Top defence representatives from 50 nations began an important session in Belgium on the future of their mission in Afghanistan on Friday afternoon.
Ministers from NATO member states and countries contributing troops to the International Security Assistance Force (ISAF) are discussing the current situation in Afghanistan.
In his opening remarks, NATO chief Anders Fogh Rasmussen told the meeting the Afghan forces were taking security responsibilities for their country in line with President Hamid Karzai’s demand.
As the transition process continued apace, the Danish diplomat said, Afghan forces were in the security lead in areas where 87 percent of the population lived. With the completion of the switch, ISAF’s role will change to a mission of assisting and advising its Afghan partners.
“The handover to Afghan security lead continues to make steady progress. The Afghan forces are demonstrating that they are capable, confident, and in command. They are leading some 80 percent of operations,” the secretary-general said.

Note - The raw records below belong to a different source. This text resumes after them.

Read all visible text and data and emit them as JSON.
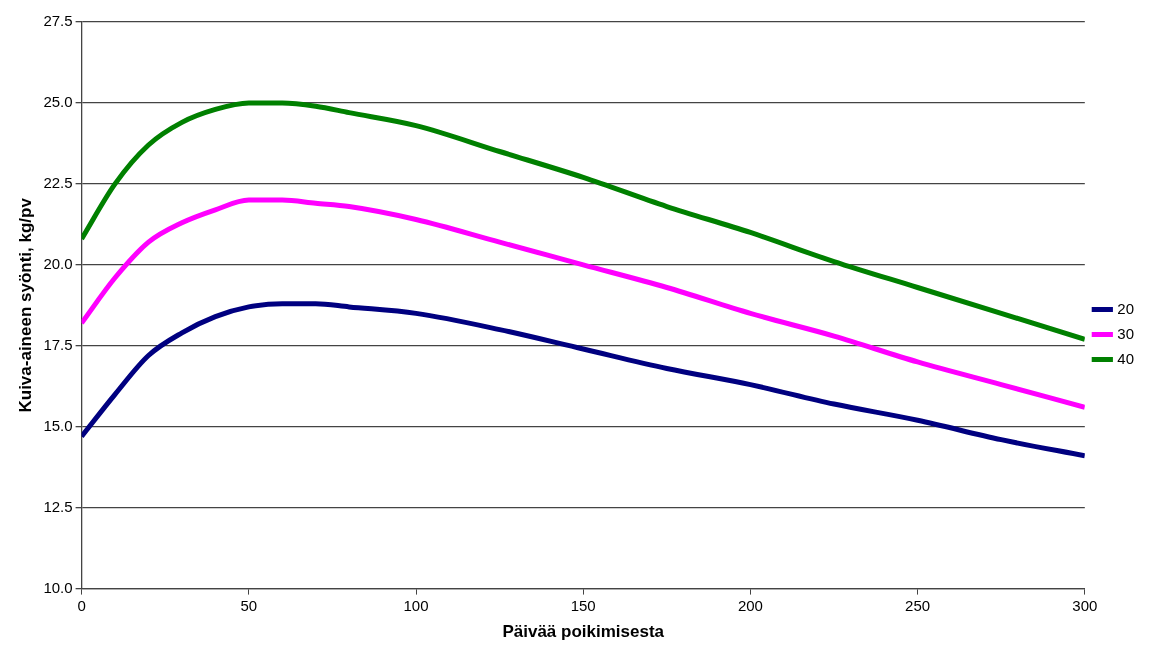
{
  "chart_data": {
    "type": "line",
    "xlabel": "Päivää poikimisesta",
    "ylabel": "Kuiva-aineen syönti, kg/pv",
    "x": [
      0,
      10,
      20,
      30,
      40,
      50,
      60,
      70,
      80,
      100,
      125,
      150,
      175,
      200,
      225,
      250,
      275,
      300
    ],
    "series": [
      {
        "name": "20",
        "color": "#000080",
        "values": [
          14.7,
          16.0,
          17.2,
          17.9,
          18.4,
          18.7,
          18.8,
          18.8,
          18.7,
          18.5,
          18.0,
          17.4,
          16.8,
          16.3,
          15.7,
          15.2,
          14.6,
          14.1
        ]
      },
      {
        "name": "30",
        "color": "#ff00ff",
        "values": [
          18.2,
          19.6,
          20.7,
          21.3,
          21.7,
          22.0,
          22.0,
          21.9,
          21.8,
          21.4,
          20.7,
          20.0,
          19.3,
          18.5,
          17.8,
          17.0,
          16.3,
          15.6
        ]
      },
      {
        "name": "40",
        "color": "#008000",
        "values": [
          20.8,
          22.5,
          23.7,
          24.4,
          24.8,
          25.0,
          25.0,
          24.9,
          24.7,
          24.3,
          23.5,
          22.7,
          21.8,
          21.0,
          20.1,
          19.3,
          18.5,
          17.7
        ]
      }
    ],
    "xlim": [
      0,
      300
    ],
    "xticks": [
      0,
      50,
      100,
      150,
      200,
      250,
      300
    ],
    "ylim": [
      10,
      27.5
    ],
    "yticks": [
      {
        "value": 10,
        "label": "10.0"
      },
      {
        "value": 12.5,
        "label": "12.5"
      },
      {
        "value": 15,
        "label": "15.0"
      },
      {
        "value": 17.5,
        "label": "17.5"
      },
      {
        "value": 20,
        "label": "20.0"
      },
      {
        "value": 22.5,
        "label": "22.5"
      },
      {
        "value": 25,
        "label": "25.0"
      },
      {
        "value": 27.5,
        "label": "27.5"
      }
    ],
    "grid": "y",
    "legend": "right",
    "marker": "none",
    "line_style": "solid"
  }
}
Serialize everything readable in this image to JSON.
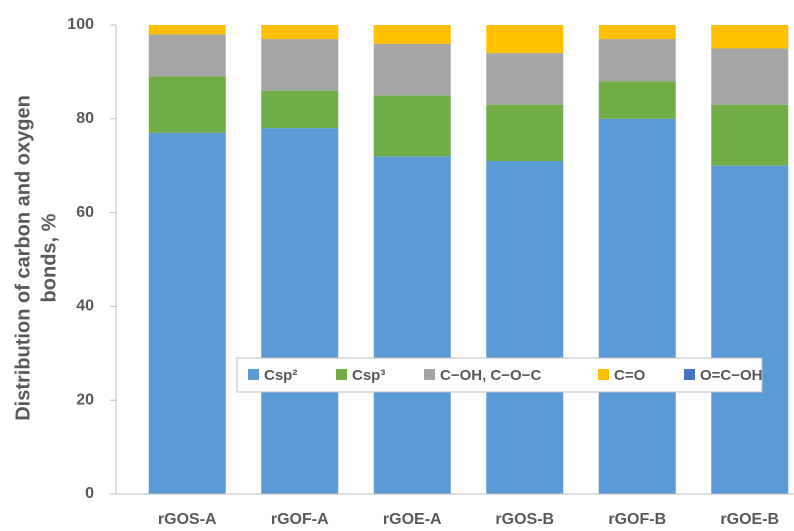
{
  "chart_data": {
    "type": "stacked_bar",
    "ylabel": [
      "Distribution of carbon and oxygen",
      "bonds, %"
    ],
    "categories": [
      "rGOS-A",
      "rGOF-A",
      "rGOE-A",
      "rGOS-B",
      "rGOF-B",
      "rGOE-B"
    ],
    "series": [
      {
        "name": "Csp²",
        "color": "#5b9bd5",
        "values": [
          77,
          78,
          72,
          71,
          80,
          70
        ]
      },
      {
        "name": "Csp³",
        "color": "#70ad47",
        "values": [
          12,
          8,
          13,
          12,
          8,
          13
        ]
      },
      {
        "name": "C−OH, C−O−C",
        "color": "#a5a5a5",
        "values": [
          9,
          11,
          11,
          11,
          9,
          12
        ]
      },
      {
        "name": "C=O",
        "color": "#ffc000",
        "values": [
          2,
          3,
          4,
          6,
          3,
          5
        ]
      },
      {
        "name": "O=C−OH",
        "color": "#4472c4",
        "values": [
          0,
          0,
          0,
          0,
          0,
          0
        ]
      }
    ],
    "ylim": [
      0,
      100
    ],
    "yticks": [
      0,
      20,
      40,
      60,
      80,
      100
    ]
  }
}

In a few months, he continued, Afghan forces would assume lead security responsibility and all operations across the country. By the end of 2014, they will be fully in charge of nationwide security.

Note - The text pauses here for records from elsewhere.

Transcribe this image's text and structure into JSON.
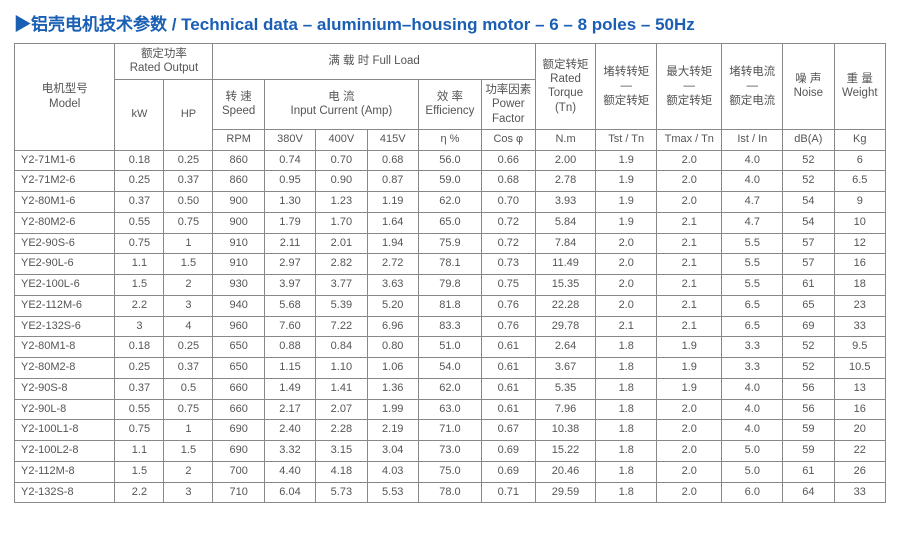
{
  "title": "▶铝壳电机技术参数 / Technical data – aluminium–housing motor – 6 – 8 poles – 50Hz",
  "headers": {
    "model": "电机型号\nModel",
    "ratedOutput": "额定功率\nRated Output",
    "fullLoad": "满 载 时     Full Load",
    "speed": "转 速\nSpeed",
    "input": "电 流\nInput  Current (Amp)",
    "eff": "效 率\nEfficiency",
    "pf": "功率因素\nPower\nFactor",
    "torque": "额定转矩\nRated\nTorque\n(Tn)",
    "tst": "堵转转矩\n—\n额定转矩",
    "tmax": "最大转矩\n—\n额定转矩",
    "ist": "堵转电流\n—\n额定电流",
    "noise": "噪 声\nNoise",
    "weight": "重 量\nWeight",
    "kw": "kW",
    "hp": "HP",
    "rpm": "RPM",
    "v380": "380V",
    "v400": "400V",
    "v415": "415V",
    "eta": "η %",
    "cos": "Cos φ",
    "nm": "N.m",
    "tsttn": "Tst / Tn",
    "tmaxtn": "Tmax / Tn",
    "istin": "Ist / In",
    "dba": "dB(A)",
    "kg": "Kg"
  },
  "rows": [
    [
      "Y2-71M1-6",
      "0.18",
      "0.25",
      "860",
      "0.74",
      "0.70",
      "0.68",
      "56.0",
      "0.66",
      "2.00",
      "1.9",
      "2.0",
      "4.0",
      "52",
      "6"
    ],
    [
      "Y2-71M2-6",
      "0.25",
      "0.37",
      "860",
      "0.95",
      "0.90",
      "0.87",
      "59.0",
      "0.68",
      "2.78",
      "1.9",
      "2.0",
      "4.0",
      "52",
      "6.5"
    ],
    [
      "Y2-80M1-6",
      "0.37",
      "0.50",
      "900",
      "1.30",
      "1.23",
      "1.19",
      "62.0",
      "0.70",
      "3.93",
      "1.9",
      "2.0",
      "4.7",
      "54",
      "9"
    ],
    [
      "Y2-80M2-6",
      "0.55",
      "0.75",
      "900",
      "1.79",
      "1.70",
      "1.64",
      "65.0",
      "0.72",
      "5.84",
      "1.9",
      "2.1",
      "4.7",
      "54",
      "10"
    ],
    [
      "YE2-90S-6",
      "0.75",
      "1",
      "910",
      "2.11",
      "2.01",
      "1.94",
      "75.9",
      "0.72",
      "7.84",
      "2.0",
      "2.1",
      "5.5",
      "57",
      "12"
    ],
    [
      "YE2-90L-6",
      "1.1",
      "1.5",
      "910",
      "2.97",
      "2.82",
      "2.72",
      "78.1",
      "0.73",
      "11.49",
      "2.0",
      "2.1",
      "5.5",
      "57",
      "16"
    ],
    [
      "YE2-100L-6",
      "1.5",
      "2",
      "930",
      "3.97",
      "3.77",
      "3.63",
      "79.8",
      "0.75",
      "15.35",
      "2.0",
      "2.1",
      "5.5",
      "61",
      "18"
    ],
    [
      "YE2-112M-6",
      "2.2",
      "3",
      "940",
      "5.68",
      "5.39",
      "5.20",
      "81.8",
      "0.76",
      "22.28",
      "2.0",
      "2.1",
      "6.5",
      "65",
      "23"
    ],
    [
      "YE2-132S-6",
      "3",
      "4",
      "960",
      "7.60",
      "7.22",
      "6.96",
      "83.3",
      "0.76",
      "29.78",
      "2.1",
      "2.1",
      "6.5",
      "69",
      "33"
    ],
    [
      "Y2-80M1-8",
      "0.18",
      "0.25",
      "650",
      "0.88",
      "0.84",
      "0.80",
      "51.0",
      "0.61",
      "2.64",
      "1.8",
      "1.9",
      "3.3",
      "52",
      "9.5"
    ],
    [
      "Y2-80M2-8",
      "0.25",
      "0.37",
      "650",
      "1.15",
      "1.10",
      "1.06",
      "54.0",
      "0.61",
      "3.67",
      "1.8",
      "1.9",
      "3.3",
      "52",
      "10.5"
    ],
    [
      "Y2-90S-8",
      "0.37",
      "0.5",
      "660",
      "1.49",
      "1.41",
      "1.36",
      "62.0",
      "0.61",
      "5.35",
      "1.8",
      "1.9",
      "4.0",
      "56",
      "13"
    ],
    [
      "Y2-90L-8",
      "0.55",
      "0.75",
      "660",
      "2.17",
      "2.07",
      "1.99",
      "63.0",
      "0.61",
      "7.96",
      "1.8",
      "2.0",
      "4.0",
      "56",
      "16"
    ],
    [
      "Y2-100L1-8",
      "0.75",
      "1",
      "690",
      "2.40",
      "2.28",
      "2.19",
      "71.0",
      "0.67",
      "10.38",
      "1.8",
      "2.0",
      "4.0",
      "59",
      "20"
    ],
    [
      "Y2-100L2-8",
      "1.1",
      "1.5",
      "690",
      "3.32",
      "3.15",
      "3.04",
      "73.0",
      "0.69",
      "15.22",
      "1.8",
      "2.0",
      "5.0",
      "59",
      "22"
    ],
    [
      "Y2-112M-8",
      "1.5",
      "2",
      "700",
      "4.40",
      "4.18",
      "4.03",
      "75.0",
      "0.69",
      "20.46",
      "1.8",
      "2.0",
      "5.0",
      "61",
      "26"
    ],
    [
      "Y2-132S-8",
      "2.2",
      "3",
      "710",
      "6.04",
      "5.73",
      "5.53",
      "78.0",
      "0.71",
      "29.59",
      "1.8",
      "2.0",
      "6.0",
      "64",
      "33"
    ]
  ]
}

“But our partnership with Afghanistan will continue well beyond the end of transition and the end of our ISAF mission. We are preparing a new and different NATO-led mission after 2014 to train, advise and assist Afghan security forces.”
The meeting will consider a delay in implementing plans for slashing the strength of the 352,000-strong Afghan security force by a third after 2015.

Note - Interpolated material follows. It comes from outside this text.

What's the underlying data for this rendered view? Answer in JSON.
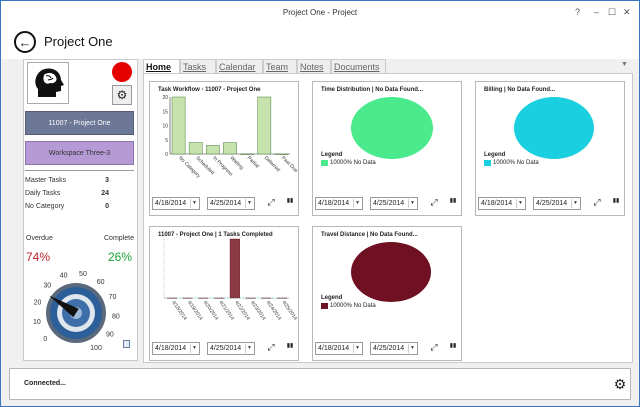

Amid huge defence cuts planned by the US and its partners, the meeting is expected to explore ways of funding the Afghan forces at their peak strength until 2018.
During the current year, the United States is providing $5.7 billion (3.7 billion pounds) of the $6.5 billion cost to field the Afghan forces, with other NATO members contributing $300 million and the Afghans paying $500 million.
But Rasmussen said on Thursday financing the larger force was possible and preferable to fielding foreign troops. "I feel confident we will be able to finance Afghan forces of that size."
Afghan Defence Minister Gen. Bismillah Mohammadi is attending the session that will focus on the security transfer in Afghanistan and the alliance relations with Ukraine.
Representatives of the European Union and United Nations are also in attendance. General Joseph Dunford, who took over as ISAF commander on February 10, will brief participants on the overall security environment.
Also on the omnibus agenda is the Connected Forces Initiative, which was launched at the Chicago Summit in May 2012 to reinforce the skills of cooperation and interoperability between allied forces over a decade of operations.